Don’t get me wrong, it wasn’t that he didn’t try his best. He poured his heart and soul into each song. His face contorted into looks of unrequited longing or jealous rage, depending on the story being told. Even though the lyrics were in Italian, French or German, his expressiveness made the meaning of each song crystal clear.

 

His voice, however, was not so clear. Sometimes it wasn’t there at all. A couple of times, he’d reach for a high note and though his mouth remained wide open, no sound came out and he’d have to repeat the phrase. Or it would crack in the middle of a line and he’d soldier on hoping no one had noticed. But then, after one particularly botched song, he mumbled “sorry” to the audience as he bowed at the end. My heart broke for this guy. He truly was singing his heart out, but something was terribly wrong.

 

I’ll say one thing for him — he certainly wasn’t boring. Although the soprano and baritone were technically better singers, I found my mind wandering during their songs — making up my grocery list, wondering what the weather forecast was for the week. When this guy was singing, however, the whole audience seemed to be paying more attention. Maybe it was a bit like a traffic accident — you just can’t stop yourself from looking.

 

He actually started to improve in the second act – until they got to the finale, that is.

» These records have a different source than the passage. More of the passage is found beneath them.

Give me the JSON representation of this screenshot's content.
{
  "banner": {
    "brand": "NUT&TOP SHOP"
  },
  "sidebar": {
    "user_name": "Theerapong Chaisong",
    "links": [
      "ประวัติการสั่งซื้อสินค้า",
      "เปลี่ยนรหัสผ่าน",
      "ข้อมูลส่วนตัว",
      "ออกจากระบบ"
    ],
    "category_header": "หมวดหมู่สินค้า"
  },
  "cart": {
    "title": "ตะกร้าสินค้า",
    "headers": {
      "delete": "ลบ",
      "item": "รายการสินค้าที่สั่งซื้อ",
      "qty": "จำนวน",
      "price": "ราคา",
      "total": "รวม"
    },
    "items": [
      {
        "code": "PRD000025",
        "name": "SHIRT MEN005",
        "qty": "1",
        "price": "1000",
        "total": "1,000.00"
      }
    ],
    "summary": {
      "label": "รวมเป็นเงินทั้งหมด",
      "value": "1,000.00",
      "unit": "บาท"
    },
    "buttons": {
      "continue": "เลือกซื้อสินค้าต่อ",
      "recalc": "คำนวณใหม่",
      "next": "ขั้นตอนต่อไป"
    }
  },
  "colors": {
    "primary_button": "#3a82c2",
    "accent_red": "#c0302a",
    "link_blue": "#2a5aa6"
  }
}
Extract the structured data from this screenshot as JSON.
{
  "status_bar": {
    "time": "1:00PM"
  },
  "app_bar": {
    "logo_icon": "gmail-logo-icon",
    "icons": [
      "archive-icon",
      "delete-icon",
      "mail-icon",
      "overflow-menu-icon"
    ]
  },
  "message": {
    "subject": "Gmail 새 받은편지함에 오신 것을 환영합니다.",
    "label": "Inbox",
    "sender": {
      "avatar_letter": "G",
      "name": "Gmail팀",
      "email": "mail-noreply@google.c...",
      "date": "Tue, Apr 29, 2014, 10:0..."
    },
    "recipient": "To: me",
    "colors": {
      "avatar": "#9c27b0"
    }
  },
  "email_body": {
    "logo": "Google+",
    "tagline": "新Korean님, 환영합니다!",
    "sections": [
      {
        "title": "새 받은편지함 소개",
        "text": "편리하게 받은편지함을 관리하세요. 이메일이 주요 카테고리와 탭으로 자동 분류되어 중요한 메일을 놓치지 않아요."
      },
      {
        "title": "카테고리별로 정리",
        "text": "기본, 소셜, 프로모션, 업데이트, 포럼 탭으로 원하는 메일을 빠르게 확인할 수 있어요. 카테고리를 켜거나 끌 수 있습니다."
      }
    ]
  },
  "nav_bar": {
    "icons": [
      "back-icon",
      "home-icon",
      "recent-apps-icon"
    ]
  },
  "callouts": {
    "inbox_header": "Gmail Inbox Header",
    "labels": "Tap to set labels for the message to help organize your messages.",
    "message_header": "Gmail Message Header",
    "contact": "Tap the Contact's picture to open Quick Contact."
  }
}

At that point, all three came on stage to perform a song they were supposed to sing in harmony. The tenor’s tune, however, went completely off the rails. And for some reason, he’d cranked up the volume so not only was he hitting more sour notes than good ones, he was drowning out the other two.

 

Even with this final train wreck of a performance, he still managed to impress me. How is this possible, you ask? Just by bravely coming out and facing the audience after each mistake. That could not have been easy.

 

So when the concert came to an end and the three singers came out for applause, I found myself getting up and giving them all – even him – a standing ovation. And, as usually seems to happen in those situations, once one person gets up, others follow suit until a whole section of us were giving the singers a standing “O” (I even heard a couple of “Bravos” – his parents, perhaps?).

 

This tenor may not have brought his A game last night but he certainly did get a big E for Effort – not to mention a C for courage.